A frail old man in a blue robe climbed shakily to a platform up above the main gate. Even from the ground before the gate I could see that King Neoptolemos was ancient, withered, wizened, more aged even than Nestor had been, his head bald except for a few wisps of hair, a white beard flowing down his frail narrow chest. His eyes were sunk so deep into their sockets that at this distance they looked like two tiny dark pits. He must have been nearly toothless, for the lower half of his face had sunk in on itself as well.

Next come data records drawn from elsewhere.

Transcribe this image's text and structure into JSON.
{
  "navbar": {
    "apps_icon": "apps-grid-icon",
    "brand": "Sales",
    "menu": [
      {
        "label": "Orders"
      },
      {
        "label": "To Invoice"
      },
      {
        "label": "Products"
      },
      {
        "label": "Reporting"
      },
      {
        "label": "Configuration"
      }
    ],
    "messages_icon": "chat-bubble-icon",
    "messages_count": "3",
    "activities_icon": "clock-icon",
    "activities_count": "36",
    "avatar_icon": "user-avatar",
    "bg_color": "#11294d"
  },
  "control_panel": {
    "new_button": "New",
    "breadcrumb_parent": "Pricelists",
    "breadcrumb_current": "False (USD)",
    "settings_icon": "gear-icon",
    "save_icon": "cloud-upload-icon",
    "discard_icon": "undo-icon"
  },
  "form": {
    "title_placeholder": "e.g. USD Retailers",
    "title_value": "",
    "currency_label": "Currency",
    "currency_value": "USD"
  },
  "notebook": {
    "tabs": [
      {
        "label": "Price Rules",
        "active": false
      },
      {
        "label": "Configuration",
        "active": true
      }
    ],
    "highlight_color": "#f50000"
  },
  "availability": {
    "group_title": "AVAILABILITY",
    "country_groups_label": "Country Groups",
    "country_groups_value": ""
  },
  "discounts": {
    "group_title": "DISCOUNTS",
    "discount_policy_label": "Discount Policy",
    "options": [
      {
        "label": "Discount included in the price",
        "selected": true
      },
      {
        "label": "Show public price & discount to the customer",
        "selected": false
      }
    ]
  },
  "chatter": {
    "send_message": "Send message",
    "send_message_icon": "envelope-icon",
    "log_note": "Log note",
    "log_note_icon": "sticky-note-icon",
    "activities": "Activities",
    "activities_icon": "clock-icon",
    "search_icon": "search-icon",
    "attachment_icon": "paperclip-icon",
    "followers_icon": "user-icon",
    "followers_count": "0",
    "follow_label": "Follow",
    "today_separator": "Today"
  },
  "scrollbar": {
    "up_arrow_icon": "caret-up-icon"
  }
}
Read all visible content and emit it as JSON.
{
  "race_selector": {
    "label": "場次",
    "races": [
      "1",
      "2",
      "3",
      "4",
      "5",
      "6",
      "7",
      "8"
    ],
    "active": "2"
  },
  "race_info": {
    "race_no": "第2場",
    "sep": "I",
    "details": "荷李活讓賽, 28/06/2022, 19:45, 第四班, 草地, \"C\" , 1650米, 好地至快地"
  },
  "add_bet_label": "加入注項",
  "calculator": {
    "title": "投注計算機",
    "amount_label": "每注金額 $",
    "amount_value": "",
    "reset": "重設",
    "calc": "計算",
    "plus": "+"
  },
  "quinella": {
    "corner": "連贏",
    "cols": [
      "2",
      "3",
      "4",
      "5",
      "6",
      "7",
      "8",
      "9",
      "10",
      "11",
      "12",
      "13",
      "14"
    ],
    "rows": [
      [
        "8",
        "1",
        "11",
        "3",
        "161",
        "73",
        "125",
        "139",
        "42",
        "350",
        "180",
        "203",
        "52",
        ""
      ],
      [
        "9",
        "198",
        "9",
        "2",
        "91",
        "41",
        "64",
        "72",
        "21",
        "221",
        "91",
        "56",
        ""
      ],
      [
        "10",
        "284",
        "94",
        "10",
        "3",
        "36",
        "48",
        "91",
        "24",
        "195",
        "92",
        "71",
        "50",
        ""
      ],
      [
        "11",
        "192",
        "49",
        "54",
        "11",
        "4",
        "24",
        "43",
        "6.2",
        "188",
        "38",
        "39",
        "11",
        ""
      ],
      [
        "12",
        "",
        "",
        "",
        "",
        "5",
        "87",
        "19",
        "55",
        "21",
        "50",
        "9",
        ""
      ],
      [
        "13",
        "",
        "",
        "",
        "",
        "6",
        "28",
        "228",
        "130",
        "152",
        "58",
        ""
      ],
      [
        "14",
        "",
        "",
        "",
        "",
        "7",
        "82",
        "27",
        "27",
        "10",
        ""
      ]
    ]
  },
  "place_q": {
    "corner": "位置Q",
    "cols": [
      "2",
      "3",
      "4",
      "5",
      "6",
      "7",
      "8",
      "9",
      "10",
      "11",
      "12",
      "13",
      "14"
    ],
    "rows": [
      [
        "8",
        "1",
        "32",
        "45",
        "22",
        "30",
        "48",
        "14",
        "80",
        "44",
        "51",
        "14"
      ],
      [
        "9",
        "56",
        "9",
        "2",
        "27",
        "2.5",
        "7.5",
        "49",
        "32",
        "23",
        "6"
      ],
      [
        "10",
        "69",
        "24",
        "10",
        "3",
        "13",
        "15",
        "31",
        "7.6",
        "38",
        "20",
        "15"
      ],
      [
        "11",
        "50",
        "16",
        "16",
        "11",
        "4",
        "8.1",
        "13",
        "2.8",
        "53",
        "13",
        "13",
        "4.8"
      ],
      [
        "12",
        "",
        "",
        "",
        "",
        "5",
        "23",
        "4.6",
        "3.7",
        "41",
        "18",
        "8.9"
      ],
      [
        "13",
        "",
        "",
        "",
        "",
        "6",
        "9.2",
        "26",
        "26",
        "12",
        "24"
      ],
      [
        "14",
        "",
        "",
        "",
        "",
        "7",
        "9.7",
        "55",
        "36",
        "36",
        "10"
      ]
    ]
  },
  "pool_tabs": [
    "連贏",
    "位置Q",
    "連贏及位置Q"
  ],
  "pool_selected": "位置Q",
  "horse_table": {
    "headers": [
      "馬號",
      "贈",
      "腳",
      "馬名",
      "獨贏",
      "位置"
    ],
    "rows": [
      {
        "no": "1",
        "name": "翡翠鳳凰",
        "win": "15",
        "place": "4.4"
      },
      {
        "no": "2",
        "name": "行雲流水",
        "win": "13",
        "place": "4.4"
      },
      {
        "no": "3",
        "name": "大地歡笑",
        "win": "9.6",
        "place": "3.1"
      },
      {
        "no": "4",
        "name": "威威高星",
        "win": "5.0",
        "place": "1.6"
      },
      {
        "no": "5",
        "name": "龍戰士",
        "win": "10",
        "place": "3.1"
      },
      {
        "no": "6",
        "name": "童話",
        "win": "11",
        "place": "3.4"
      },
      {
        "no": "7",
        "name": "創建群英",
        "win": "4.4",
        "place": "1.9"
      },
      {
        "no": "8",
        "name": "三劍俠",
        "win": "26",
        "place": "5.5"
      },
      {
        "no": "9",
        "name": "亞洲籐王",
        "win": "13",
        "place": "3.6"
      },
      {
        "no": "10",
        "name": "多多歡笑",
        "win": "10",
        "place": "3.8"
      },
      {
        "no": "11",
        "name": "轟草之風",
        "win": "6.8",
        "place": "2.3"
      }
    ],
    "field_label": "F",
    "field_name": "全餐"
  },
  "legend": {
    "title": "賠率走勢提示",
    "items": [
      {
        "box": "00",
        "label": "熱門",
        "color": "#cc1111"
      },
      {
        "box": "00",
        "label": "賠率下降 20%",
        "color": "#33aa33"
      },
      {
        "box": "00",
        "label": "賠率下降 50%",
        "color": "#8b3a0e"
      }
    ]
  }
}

“Neoptolemos,” said Odysseus, “it is a sad day when we must face each other as enemies. Well I remember my youth, when you were like a wise uncle to me.”

“Well should you remember my son, the companion of your youth, whom you have slain in your bloody fury.”

“I regret his death, King of Epeiros. He was among the suitors who tried to steal my wife and my kingdom from me.”

“He was my son. Who will follow me when I die? His own son is only a child, hardly five years old.”

Craning his neck at the blue-robed figure atop the city gate, Odysseus said, “A blood feud between us can do neither of us any good.”

“Bring me back my son and there will be no need for a feud,” the old man replied bitterly.

“Ah,” said Odysseus, “that I cannot do. Even though I visited Hades himself during the long years of my journey home, he would not let me bring any of the departed back to the land of the living.”

“You saw Hades?”

“Neoptolemos, revered mentor of my youthful days, if you knew the sufferings and toils I have had to endure you might forgive me even the death of your son.”

I stood a few feet away from Odysseus, leaning on my knobbly makeshift spear, and watched him charm Neoptolemos into asking for a recitation of his arduous journey from Troy back to Ithaca.

The sun rose high while Odysseus spoke of the storms that wrecked his ships, of the enchantress Circe who turned his men into animals; of the cave of Polyphemos, one of the Cyclopes, and his cannibal orgies.

“I had to kill him or be killed myself,” Odysseus related. “His father, Poseidon, stirred up even mightier storms against me after that.”

“You know that a father feels hatred for a man who slays his son,” said Neoptolemos. But I thought his thin, quavering voice was less harsh than it had been earlier.

Well past noon Odysseus kept on talking, holding everyone along the wall enchanted with his hair-raising tales. Slaves circulated among us with bowls of dried meat and fruit, flagons of wine. Odysseus took some of the wine, but kept on talking, telling his enemies of the dangers he had risked, the women he had left behind, in his agonizing urgency to return to his home and his wife.